Choose which domains to process:

In [None]:
# Option 1: Process specific domains
domains_to_process = [
    "Defense",
    "Health",
    "Finance",
]

# Option 2: Process all available domains (uncomment to use)
# domains_to_process = DOMAINS

# Configuration
output_dir = Path("../outputs")
workers = 4  # Number of parallel workers

print(f"Will process {len(domains_to_process)} domains:")
for i, domain in enumerate(domains_to_process, 1):
    print(f"  {i}. {domain}")
print(f"\nOutput directory: {output_dir}")
print(f"Workers: {workers}")
print(f"\nAvailable domains: {', '.join(DOMAINS)}")

## Run Batch Workflow

This will process all selected domains automatically:

In [None]:
results = await run_batch_workflow(domains_to_process, output_dir, workers=workers)

## Alternative: Run Single Domain

If you want to run just one domain (useful for testing or re-running failed domains):

In [None]:
# Run workflow for a single domain
single_domain = "Justice"

workflow = MinistryWorkflow(single_domain, output_dir, workers=workers)
org_df, cyber_df = await workflow.run_complete_workflow()

print(f"\nResults for {single_domain}:")
print(f"  Organizations: {len(org_df)}")
print(f"  Assessments: {len(cyber_df)}")

## View Results

Load and inspect results for a specific domain:

In [None]:
# Choose a domain to view
domain_to_view = "Justice"

# Load organizations
org_file = output_dir / domain_to_view.lower().replace(" ", "_") / f"organization_names_{domain_to_view.lower().replace(' ', '_')}.csv"
if org_file.exists():
    org_df = pd.read_csv(org_file)
    print(f"Organizations for {domain_to_view}:")
    display(org_df)
else:
    print(f"No data found for {domain_to_view}")
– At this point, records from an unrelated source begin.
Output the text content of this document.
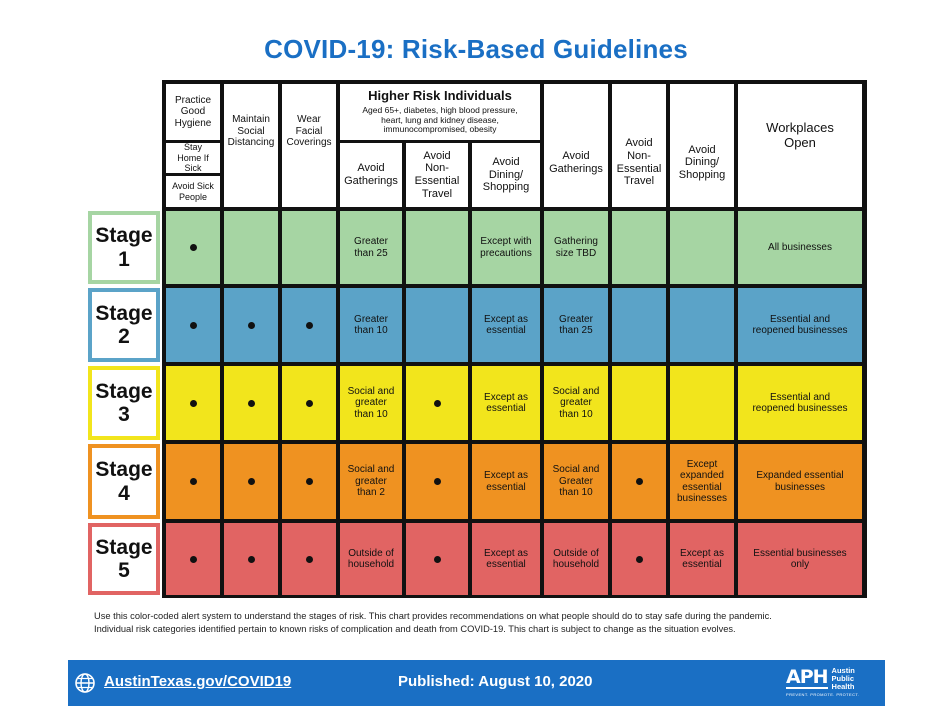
COVID-19: Risk-Based Guidelines
Practice Good Hygiene
Stay Home If Sick
Avoid Sick People
Maintain Social Distancing
Wear Facial Coverings
Higher Risk Individuals
Aged 65+, diabetes, high blood pressure, heart, lung and kidney disease, immunocompromised, obesity
Avoid Gatherings
Avoid Non-Essential Travel
Avoid Dining/ Shopping
Avoid Gatherings
Avoid Non-Essential Travel
Avoid Dining/ Shopping
Workplaces Open
Greater than 25
Except with precautions
Gathering size TBD
All businesses
Greater than 10
Except as essential
Greater than 25
Essential and reopened businesses
Social and greater than 10
Except as essential
Social and greater than 10
Essential and reopened businesses
Social and greater than 2
Except as essential
Social and Greater than 10
Except expanded essential businesses
Expanded essential businesses
Outside of household
Except as essential
Outside of household
Except as essential
Essential businesses only
Use this color-coded alert system to understand the stages of risk. This chart provides recommendations on what people should do to stay safe during the pandemic.
Individual risk categories identified pertain to known risks of complication and death from COVID-19. This chart is subject to change as the situation evolves.
AustinTexas.gov/COVID19	Published: August 10, 2020	APH Austin
Public
Health
PREVENT. PROMOTE. PROTECT.
Stage
1
Stage
2
Stage
3
Stage
4
Stage
5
# Load cybersecurity assessments
cyber_file = output_dir / domain_to_view.lower().replace(" ", "_") / f"organization_cyber_{domain_to_view.lower().replace(' ', '_')}.xlsx"
if cyber_file.exists():
    cyber_df = pd.read_excel(cyber_file)
    print(f"\nCybersecurity assessments for {domain_to_view}:")
    display(cyber_df)
else:
    print(f"No cyber assessment data found for {domain_to_view}")

## Summary Statistics

Get a summary of all processed domains:

In [None]:
summary = []
for domain in domains_to_process:
    domain_slug = domain.lower().replace(" ", "_").replace("/", "_")
    org_file = output_dir / domain_slug / f"organization_names_{domain_slug}.csv"
    cyber_file = output_dir / domain_slug / f"organization_cyber_{domain_slug}.xlsx"
    
    if org_file.exists() and cyber_file.exists():
        org_df = pd.read_csv(org_file)
        cyber_df = pd.read_excel(cyber_file)
        summary.append({
            "Domain": domain,
            "Organizations": len(org_df),
            "Assessments": len(cyber_df),
            "Status": "✓ Complete"
        })
    else:
        summary.append({
            "Domain": domain,
            "Organizations": 0,
            "Assessments": 0,
            "Status": "✗ Incomplete"
        })

summary_df = pd.DataFrame(summary)
display(summary_df)